The Cumberland Clark case is also noteworthy for being an example of forged documents for looted Mesopotamian antiquities; the parallel cases that are usually cited involve Egyptian or classical artifacts. The absence of examples of forged provenance documentation for Mesopotamian antiquities – and their relative rarity with other kinds of antiquities – can be easily explained: provenance documents are not generally seen as necessary by either buyers or sellers. It is rare to find any statement of provenance at all (beyond a generic region or country of origin) in either the offer of objects for sale or the exhibition of items purchased on the market, whether these items are classical, Mesoamerican, Southeast Asian, or other.Footnote 66 Often the only information is cultural or stylistic attribution, to obscure the specific national origin of the object.Footnote 67 Neil Brodie has shown that dealers of Mesopotamian antiquities, too, tend to use generic country or regional designations, with a complete provenance of usually no more than a single word; they take care only to avoid the term “Iraq,” as this might bring attention to legal issues (including, in the past, a UN Security Council resolution).Footnote 68
If provenance statements are typically unnecessary, then there is even less need for provenance documentation. Thus, with cuneiform tablets as with other antiquities, documentation tends to emerge only when questions of legality are raised. As we have seen, the Géjou-Clark letter may have been forged in 2004, when Norwegian media had begun asking questions about the ownership of many items in the Schøyen Collection; and it was presented to the Museum of Cultural History in 2022, after the museum report questioned the ownership of many cuneiform tablets.

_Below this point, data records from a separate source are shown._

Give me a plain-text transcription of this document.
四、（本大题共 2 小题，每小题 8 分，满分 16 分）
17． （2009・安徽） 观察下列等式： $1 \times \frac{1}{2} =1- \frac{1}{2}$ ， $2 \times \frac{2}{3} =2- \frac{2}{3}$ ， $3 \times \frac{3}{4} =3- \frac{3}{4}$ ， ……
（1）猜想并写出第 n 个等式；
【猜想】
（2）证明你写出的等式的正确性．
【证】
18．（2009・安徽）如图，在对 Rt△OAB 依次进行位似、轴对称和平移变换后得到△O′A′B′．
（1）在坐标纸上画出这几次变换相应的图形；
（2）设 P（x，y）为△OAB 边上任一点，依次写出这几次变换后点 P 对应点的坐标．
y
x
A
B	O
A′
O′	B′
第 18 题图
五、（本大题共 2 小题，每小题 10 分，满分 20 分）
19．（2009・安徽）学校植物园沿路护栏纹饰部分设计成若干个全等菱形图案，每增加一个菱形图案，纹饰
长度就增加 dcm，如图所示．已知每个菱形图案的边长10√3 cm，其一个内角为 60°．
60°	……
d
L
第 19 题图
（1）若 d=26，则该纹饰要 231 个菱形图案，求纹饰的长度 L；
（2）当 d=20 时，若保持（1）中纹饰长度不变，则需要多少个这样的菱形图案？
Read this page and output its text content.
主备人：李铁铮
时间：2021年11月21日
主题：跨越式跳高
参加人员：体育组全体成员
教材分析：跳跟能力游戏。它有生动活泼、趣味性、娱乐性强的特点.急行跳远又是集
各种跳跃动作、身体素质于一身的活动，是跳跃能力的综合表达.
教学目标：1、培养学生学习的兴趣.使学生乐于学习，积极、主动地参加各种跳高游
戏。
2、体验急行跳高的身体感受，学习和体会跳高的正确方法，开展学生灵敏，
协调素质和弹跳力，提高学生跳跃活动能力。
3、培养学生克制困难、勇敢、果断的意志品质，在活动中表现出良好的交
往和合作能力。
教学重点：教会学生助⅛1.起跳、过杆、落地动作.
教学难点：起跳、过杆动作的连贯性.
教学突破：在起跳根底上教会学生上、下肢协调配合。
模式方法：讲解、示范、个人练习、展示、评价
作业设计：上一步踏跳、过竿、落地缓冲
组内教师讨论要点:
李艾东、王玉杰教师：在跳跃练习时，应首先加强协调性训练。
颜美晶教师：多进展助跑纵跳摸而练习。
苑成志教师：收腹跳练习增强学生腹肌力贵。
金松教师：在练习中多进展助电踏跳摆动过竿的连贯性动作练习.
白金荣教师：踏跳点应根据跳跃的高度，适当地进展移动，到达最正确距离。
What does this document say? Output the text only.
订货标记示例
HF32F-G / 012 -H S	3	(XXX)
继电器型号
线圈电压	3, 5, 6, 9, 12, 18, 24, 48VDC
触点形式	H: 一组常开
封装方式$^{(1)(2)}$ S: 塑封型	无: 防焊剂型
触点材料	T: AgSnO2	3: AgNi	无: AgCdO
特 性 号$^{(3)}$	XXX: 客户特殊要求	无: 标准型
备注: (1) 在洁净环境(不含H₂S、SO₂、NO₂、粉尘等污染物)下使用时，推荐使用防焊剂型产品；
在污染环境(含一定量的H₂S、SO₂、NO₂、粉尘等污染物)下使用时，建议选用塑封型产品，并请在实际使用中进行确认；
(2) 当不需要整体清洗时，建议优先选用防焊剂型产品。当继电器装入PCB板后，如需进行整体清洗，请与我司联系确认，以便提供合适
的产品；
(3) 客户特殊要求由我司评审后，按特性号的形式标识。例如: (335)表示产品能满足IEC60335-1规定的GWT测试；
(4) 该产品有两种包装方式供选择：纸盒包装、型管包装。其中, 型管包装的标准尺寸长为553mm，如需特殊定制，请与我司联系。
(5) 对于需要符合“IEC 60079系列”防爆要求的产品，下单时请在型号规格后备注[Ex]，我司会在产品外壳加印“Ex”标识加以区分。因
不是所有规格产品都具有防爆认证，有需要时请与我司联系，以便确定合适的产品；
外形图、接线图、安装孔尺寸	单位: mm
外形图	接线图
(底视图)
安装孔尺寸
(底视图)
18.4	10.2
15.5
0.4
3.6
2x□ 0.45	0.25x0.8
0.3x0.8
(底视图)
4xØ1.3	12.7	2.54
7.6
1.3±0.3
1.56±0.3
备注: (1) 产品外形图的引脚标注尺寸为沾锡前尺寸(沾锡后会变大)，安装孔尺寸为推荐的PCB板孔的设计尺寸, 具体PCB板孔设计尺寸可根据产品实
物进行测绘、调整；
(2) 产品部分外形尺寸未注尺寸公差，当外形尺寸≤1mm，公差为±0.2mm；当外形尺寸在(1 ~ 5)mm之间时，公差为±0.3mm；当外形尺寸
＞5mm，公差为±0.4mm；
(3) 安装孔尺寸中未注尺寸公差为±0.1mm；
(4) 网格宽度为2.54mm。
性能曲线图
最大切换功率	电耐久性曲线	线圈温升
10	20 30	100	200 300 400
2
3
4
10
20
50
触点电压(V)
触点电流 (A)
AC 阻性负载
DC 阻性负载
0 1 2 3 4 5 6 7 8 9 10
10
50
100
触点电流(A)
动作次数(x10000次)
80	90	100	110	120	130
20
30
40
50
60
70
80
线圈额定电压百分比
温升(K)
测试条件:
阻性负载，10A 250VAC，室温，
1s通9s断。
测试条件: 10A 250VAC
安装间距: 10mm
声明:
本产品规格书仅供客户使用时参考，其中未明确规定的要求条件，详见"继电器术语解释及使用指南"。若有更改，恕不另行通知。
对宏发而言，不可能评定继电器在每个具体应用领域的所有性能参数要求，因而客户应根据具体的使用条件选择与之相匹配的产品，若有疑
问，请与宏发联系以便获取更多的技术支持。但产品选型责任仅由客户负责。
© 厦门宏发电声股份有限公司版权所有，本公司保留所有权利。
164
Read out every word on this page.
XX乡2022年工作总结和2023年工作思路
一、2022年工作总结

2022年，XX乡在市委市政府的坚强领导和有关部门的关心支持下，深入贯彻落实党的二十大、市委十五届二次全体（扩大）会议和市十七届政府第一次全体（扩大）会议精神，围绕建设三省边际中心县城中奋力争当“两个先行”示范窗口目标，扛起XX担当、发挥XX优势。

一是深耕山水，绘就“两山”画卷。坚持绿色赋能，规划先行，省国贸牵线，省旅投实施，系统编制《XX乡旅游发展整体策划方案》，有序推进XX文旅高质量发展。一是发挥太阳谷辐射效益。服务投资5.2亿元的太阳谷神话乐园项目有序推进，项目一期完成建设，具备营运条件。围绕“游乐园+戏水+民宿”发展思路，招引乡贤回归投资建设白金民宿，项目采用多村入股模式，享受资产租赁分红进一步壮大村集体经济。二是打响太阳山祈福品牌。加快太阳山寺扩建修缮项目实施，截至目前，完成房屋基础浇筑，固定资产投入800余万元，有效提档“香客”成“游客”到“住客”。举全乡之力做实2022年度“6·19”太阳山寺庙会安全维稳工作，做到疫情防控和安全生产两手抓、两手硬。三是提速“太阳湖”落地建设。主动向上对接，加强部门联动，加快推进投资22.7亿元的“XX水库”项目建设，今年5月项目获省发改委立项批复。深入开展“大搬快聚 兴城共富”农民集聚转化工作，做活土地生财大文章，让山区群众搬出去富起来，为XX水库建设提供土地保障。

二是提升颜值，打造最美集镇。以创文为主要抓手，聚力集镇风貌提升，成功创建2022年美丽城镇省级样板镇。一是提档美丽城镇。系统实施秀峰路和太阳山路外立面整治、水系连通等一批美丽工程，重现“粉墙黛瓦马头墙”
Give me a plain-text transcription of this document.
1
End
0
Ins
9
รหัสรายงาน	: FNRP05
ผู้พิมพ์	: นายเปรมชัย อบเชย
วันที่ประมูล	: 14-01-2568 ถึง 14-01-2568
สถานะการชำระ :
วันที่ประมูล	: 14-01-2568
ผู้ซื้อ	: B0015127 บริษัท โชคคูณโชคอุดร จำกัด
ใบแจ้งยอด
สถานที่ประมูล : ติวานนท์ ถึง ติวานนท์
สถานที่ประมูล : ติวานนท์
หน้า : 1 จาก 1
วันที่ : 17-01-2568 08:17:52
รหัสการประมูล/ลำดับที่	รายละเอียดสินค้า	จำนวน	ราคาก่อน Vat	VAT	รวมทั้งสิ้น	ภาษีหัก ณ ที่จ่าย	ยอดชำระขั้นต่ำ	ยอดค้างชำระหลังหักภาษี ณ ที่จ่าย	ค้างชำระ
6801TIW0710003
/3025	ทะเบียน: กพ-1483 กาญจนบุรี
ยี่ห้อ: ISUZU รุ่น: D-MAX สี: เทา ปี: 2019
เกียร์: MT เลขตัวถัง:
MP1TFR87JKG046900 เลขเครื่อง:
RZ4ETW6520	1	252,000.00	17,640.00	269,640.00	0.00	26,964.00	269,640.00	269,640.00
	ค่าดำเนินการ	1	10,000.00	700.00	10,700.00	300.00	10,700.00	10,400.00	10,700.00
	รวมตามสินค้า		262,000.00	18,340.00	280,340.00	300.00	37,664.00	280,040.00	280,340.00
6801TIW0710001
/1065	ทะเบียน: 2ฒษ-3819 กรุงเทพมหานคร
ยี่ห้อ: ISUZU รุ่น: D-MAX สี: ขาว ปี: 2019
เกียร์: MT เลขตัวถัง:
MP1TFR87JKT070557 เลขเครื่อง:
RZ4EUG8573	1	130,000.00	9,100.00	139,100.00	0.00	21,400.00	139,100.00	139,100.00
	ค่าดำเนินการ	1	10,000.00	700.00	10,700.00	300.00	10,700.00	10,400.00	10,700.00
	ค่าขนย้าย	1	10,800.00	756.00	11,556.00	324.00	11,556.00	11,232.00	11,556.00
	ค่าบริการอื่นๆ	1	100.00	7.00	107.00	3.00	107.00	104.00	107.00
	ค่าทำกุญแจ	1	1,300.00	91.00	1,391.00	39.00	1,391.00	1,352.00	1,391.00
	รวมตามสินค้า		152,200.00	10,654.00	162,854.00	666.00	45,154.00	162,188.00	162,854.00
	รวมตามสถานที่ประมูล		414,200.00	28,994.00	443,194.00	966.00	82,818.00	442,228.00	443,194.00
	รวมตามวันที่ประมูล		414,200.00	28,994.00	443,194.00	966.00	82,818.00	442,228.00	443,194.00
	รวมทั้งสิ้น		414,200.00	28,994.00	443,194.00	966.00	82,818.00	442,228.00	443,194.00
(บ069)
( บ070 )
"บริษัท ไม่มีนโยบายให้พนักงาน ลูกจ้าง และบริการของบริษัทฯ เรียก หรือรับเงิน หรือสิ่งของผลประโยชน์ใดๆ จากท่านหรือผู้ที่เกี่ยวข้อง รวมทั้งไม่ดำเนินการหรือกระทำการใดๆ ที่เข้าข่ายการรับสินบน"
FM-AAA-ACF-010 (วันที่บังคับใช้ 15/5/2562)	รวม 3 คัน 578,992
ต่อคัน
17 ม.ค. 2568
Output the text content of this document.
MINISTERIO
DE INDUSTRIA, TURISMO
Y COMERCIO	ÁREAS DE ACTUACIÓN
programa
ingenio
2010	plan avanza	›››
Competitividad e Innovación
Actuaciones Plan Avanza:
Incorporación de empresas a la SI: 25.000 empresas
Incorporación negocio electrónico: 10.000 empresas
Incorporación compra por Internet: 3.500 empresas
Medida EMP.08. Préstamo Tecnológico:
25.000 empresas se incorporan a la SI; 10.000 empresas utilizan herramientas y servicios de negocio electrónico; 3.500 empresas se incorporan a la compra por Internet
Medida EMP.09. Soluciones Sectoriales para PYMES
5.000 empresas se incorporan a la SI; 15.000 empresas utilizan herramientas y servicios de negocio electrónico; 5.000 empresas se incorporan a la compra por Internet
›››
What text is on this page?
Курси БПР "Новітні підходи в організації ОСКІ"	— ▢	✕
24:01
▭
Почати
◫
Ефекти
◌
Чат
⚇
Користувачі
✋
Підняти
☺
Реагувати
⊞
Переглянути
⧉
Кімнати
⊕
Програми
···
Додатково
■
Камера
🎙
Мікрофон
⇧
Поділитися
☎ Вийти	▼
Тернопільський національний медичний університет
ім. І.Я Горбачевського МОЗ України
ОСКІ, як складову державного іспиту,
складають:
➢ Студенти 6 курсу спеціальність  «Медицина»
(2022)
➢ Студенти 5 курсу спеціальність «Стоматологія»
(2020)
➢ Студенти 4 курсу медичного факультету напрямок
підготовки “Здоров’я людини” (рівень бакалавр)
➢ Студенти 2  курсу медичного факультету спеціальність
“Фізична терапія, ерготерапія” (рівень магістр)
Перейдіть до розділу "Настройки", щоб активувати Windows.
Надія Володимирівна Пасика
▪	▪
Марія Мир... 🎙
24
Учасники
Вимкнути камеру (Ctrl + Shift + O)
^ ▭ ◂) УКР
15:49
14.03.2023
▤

And so, the lesson is clear: as long as the trade in cuneiform tablets and other Mesopotamian antiquities remains relatively unregulated, we should expect to see little forged provenance documentation relating to old collections – because we should expect to see little provenance documentation at all.
Acknowledgment
This article resulted from my involvement with the project The Lying Pen of Scribes: Manuscript Forgeries, Digital Imaging, and Critical Provenance Research (RCN FRIPRO Toppforsk 2019-2024). I am grateful to the project manager, Årstein Justnes, for his support. Årstein, Josephine Munch Rasmussen, Håkon Roland, and Fabian von Harling all provided valuable advice along the way. I am thankful for research assistance from Morag Kersel, Matthew Suriano, Joseph Scales, Matthew Monger, and Hilda Deborah. Both Morag and Årstein provided helpful comments on a draft of the article, as did two anonymous reviewers for IJCP. Thanks also go to Egil Thorsås (Norwegian Ministry of Foreign Affairs), Elizabeth Bray (BM images), and the staff of the library at the University of Agder (Kristiansand, Norway) for their assistance. Special thanks are due to Nadia Ait-Said Ghanem for providing me with initial copies of Ibrahim Elias Géjou’s letters to Wallis Budge and discussing them with me. Above all, I express my utmost appreciation to Christopher Prescott, who not only made valuable comments on a draft of the article but also provided advice and support throughout the process of writing it. Without his assistance, this article would not have been possible.